Will you be testing in a windows-only environment?
What is the technical level of your scale testers?
Both of the open source projects have merits, but
neither one is ideal. My approach will be to work with the
Grinder development team to resolve the most serious offenders.
8 Appendix 1 – Additional information
Load Runner system requirements (controller must be on Windows!)
http://www.mercury.com/us/products/performance-center/loadrunner/requirements.html
Linux/Solaris server monitoring (weak)
http://www.mercury.com/us/products/performance-center/loadrunner/monitors/unix.html
JMeter home page
http://jakarta.apache.org/jmeter/
JMeter Manual
http://jakarta.apache.org/jmeter/usermanual/index.html
The Grinder home page
http://grinder.sourceforge.net/
The Grinder Manual
http://grinder.sourceforge.net/g3/getting-started.html
Windows IP address multi homing
http://support.microsoft.com/kb/q149426/
9 Appendix 2 – Distinguishing features
These are some of the distinguishing features of each product:
Cool with Load Runner
highly developed, mature product
strong support
It is complex, but feature-rich
Problems w/ Load Runner
Extreme cost, both up front and ongoing
Limited load generation capacity based on license/key.
Limited ability to monitor server stats outside of windows.
Cool w/ Grinder
Jython scripting means rapid script development
Jython simplifies coding complex tasks
Good real-time feedback in the UI in most tabs.

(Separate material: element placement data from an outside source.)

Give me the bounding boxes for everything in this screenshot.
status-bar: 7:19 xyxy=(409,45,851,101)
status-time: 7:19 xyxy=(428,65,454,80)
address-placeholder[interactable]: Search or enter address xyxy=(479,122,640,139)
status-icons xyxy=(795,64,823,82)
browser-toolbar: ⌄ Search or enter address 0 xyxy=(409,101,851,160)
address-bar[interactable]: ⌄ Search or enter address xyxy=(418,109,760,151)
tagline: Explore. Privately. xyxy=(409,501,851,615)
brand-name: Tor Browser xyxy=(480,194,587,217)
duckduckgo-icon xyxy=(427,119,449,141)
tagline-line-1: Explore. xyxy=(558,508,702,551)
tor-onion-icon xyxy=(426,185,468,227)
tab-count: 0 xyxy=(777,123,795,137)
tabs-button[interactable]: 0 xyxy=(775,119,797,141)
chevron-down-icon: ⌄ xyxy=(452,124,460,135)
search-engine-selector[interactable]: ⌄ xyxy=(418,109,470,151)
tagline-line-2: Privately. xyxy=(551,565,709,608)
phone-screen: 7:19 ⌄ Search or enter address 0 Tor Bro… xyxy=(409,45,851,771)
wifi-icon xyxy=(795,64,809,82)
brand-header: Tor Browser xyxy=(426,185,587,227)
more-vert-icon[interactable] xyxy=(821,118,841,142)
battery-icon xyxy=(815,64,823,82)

Sockets based agent/controller communications. Trouble-free
in our testing.
Problems w/ Grinder:
(Since this original article was posted, many of these issues have been addressed. See the blog entry titled
"The Grinder: Addressing the Warts.")
Cool w/ JMeter:
- Less technical expertise required
- Overall more “slick” or “polished” feel –
availability of startup scripts, more utility in the UI.
Problems w/ JMeter:
- Limited feedback in the UI when the test is running
- Memory and CPU issues when downloading very large files
- The UI is buggy. Big pieces, including monitors, just don't
work. Many Null Pointer Exceptions in the log, etc.